Nunca he vivido un exilio cómodo ni privilegiado. Soy un migrante más entre millones de personas que han tenido que reconstruir su vida lejos de su país. Esa experiencia me ha enseñado el verdadero valor de la libertad y me ha reafirmado en la convicción de que ningún nicaragüense debería volver a verse obligado a abandonar su tierra por pensar diferente.

Estoy convencido de que llegará el día en que podamos regresar a una Nicaragua reconciliada, democrática y en paz. Ese regreso no será únicamente el retorno físico de quienes vivimos fuera. Será, sobre todo, el regreso de la libertad a nuestro país.

4. Usted fundó la Organización Política Accionaria (OPA) en la diáspora y hoy es vocero del PLI-Histórico y secretario general del PLI Internacional. Sin embargo, la historia reciente de Nicaragua demuestra que uno de los mayores obstáculos para la alternativa democrática ha sido la fragmentación de la oposición. ¿Qué es hoy más urgente: derrotar a la dictadura o reconstruir una oposición capaz de gobernar unida?

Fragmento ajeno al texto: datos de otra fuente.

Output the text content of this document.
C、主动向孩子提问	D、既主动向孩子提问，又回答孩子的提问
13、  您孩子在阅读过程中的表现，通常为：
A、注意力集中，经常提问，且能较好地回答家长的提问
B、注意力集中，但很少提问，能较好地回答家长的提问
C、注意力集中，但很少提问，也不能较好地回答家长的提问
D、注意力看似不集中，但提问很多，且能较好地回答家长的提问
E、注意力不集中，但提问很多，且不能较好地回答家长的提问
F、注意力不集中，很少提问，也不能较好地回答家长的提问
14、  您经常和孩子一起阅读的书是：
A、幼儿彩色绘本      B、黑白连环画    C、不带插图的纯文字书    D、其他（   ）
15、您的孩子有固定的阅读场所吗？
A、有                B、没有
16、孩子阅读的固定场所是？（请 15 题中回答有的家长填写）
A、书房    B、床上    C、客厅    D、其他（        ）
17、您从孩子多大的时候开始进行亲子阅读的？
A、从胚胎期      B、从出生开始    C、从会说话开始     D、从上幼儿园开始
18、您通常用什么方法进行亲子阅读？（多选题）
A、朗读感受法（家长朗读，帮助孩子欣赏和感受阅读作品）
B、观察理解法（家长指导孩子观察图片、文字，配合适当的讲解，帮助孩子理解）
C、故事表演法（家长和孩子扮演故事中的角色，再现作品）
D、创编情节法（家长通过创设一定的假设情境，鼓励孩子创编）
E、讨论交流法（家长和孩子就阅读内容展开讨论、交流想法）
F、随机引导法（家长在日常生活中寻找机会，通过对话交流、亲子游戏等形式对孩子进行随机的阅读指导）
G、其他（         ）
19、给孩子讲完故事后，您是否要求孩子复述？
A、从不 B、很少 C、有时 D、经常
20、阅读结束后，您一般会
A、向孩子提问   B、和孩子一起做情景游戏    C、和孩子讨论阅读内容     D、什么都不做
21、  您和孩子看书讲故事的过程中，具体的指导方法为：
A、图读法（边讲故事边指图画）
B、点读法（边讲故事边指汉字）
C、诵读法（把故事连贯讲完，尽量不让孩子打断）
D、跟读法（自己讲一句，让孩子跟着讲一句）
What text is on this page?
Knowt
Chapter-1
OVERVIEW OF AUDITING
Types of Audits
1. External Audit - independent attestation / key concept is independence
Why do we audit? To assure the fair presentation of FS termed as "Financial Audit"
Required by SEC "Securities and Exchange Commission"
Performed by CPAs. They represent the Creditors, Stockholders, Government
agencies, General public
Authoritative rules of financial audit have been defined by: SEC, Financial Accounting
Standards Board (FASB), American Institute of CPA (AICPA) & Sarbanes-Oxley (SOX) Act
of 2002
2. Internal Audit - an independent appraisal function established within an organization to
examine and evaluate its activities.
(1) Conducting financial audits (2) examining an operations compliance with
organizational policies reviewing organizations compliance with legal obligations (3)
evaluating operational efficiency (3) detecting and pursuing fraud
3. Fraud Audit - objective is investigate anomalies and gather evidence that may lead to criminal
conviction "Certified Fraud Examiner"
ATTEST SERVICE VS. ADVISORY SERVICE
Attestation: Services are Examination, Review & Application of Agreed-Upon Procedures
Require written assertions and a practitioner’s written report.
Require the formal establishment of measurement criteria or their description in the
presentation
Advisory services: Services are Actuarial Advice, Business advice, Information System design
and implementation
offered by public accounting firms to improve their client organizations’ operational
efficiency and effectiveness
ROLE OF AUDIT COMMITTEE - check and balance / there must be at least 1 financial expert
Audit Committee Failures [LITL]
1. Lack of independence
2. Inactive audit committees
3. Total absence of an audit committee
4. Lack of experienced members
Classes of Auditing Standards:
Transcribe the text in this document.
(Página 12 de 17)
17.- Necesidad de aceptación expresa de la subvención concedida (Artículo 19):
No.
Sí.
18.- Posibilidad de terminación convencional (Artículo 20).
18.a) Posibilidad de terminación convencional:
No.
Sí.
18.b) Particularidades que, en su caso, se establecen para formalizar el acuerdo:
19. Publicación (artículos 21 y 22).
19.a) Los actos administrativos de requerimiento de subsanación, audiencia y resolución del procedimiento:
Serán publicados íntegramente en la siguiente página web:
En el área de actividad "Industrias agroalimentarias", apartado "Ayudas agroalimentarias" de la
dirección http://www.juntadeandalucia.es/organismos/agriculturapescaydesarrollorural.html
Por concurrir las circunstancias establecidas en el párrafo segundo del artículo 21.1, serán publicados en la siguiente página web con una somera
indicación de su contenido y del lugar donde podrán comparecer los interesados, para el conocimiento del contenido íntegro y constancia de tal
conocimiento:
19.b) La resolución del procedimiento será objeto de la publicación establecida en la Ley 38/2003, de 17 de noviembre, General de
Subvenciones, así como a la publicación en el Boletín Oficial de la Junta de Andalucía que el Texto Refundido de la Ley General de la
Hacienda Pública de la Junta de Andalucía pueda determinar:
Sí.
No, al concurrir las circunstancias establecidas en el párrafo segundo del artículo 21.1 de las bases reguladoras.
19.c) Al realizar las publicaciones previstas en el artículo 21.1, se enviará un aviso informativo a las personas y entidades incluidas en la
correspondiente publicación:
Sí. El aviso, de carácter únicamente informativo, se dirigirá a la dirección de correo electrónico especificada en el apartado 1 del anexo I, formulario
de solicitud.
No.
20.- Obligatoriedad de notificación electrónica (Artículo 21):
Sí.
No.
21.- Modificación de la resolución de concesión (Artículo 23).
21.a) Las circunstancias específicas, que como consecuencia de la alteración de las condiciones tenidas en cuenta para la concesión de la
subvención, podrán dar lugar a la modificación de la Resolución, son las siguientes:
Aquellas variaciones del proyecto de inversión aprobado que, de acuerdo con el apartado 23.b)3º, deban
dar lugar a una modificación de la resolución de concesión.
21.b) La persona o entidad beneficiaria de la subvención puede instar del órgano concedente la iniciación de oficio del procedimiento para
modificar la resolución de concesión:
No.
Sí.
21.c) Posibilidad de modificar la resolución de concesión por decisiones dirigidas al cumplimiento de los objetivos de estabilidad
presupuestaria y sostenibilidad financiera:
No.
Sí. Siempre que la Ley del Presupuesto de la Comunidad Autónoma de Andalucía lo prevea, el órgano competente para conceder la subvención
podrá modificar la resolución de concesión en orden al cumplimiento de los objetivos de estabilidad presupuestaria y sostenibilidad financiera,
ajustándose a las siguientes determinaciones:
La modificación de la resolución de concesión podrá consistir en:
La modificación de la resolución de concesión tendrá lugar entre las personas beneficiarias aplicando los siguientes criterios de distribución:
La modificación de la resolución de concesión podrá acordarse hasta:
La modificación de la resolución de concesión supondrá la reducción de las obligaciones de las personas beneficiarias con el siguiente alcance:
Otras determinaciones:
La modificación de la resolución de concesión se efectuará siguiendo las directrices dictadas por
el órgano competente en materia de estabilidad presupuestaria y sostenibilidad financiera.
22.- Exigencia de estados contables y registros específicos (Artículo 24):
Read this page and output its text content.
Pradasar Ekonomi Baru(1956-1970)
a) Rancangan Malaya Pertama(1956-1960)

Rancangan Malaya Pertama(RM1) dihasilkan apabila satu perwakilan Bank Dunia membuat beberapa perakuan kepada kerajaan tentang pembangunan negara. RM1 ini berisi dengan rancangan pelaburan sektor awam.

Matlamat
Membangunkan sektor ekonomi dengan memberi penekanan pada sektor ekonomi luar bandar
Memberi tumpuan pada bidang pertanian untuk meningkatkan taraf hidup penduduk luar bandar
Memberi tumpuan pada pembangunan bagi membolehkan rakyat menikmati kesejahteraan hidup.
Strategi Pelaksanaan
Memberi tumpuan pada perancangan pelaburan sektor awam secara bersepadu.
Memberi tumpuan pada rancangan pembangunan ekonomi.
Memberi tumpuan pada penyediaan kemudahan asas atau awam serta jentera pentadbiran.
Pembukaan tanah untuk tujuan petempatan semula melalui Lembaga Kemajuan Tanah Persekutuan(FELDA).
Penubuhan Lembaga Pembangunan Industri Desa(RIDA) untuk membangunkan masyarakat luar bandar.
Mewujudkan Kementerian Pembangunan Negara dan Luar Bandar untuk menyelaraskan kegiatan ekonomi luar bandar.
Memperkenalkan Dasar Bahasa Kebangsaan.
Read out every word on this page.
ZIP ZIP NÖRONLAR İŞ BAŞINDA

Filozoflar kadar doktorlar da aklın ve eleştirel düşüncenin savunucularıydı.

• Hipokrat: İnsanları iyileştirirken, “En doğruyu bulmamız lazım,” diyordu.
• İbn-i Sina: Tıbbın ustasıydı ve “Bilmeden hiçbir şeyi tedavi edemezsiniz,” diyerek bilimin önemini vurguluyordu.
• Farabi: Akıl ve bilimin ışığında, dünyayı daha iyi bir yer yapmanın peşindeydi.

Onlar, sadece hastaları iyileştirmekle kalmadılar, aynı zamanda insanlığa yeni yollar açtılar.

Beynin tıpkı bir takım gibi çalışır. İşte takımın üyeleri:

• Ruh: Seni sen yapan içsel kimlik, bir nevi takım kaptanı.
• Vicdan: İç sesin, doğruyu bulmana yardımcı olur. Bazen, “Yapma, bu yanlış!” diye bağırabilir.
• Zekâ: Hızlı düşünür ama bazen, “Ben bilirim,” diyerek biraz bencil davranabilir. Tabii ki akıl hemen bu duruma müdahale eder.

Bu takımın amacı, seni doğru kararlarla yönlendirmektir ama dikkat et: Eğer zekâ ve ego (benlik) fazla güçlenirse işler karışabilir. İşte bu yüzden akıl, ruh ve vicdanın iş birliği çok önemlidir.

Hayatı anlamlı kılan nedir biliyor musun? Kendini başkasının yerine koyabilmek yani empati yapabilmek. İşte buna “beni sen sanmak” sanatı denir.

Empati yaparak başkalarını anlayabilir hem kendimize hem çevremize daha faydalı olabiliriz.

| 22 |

La unidad no es un discurso; es una condición indispensable para recuperar la democracia.

A menudo se afirma que la derecha nicaragüense ha vivido permanentemente dividida. La historia demuestra que esa afirmación no siempre es exacta. También la izquierda conoció profundas fracturas antes y después de llegar al poder. Ningún espacio político está inmunizado contra la división.

En 1990, las fuerzas democráticas fueron capaces de anteponer el interés nacional a sus diferencias y lograron derrotar al sandinismo mediante las urnas. Aquella experiencia demostró que, cuando existe un objetivo superior, la unidad deja de ser una aspiración para convertirse en una realidad.

Hoy Nicaragua necesita recuperar ese espíritu.

La prioridad absoluta es poner fin a la dictadura, pero hacerlo con responsabilidad. La historia también nos enseña que el deseo legítimo de desalojar un régimen no puede conducir a repetir errores del pasado. La experiencia demuestra que sustituir un autoritarismo por otro nunca constituye una verdadera victoria para un pueblo.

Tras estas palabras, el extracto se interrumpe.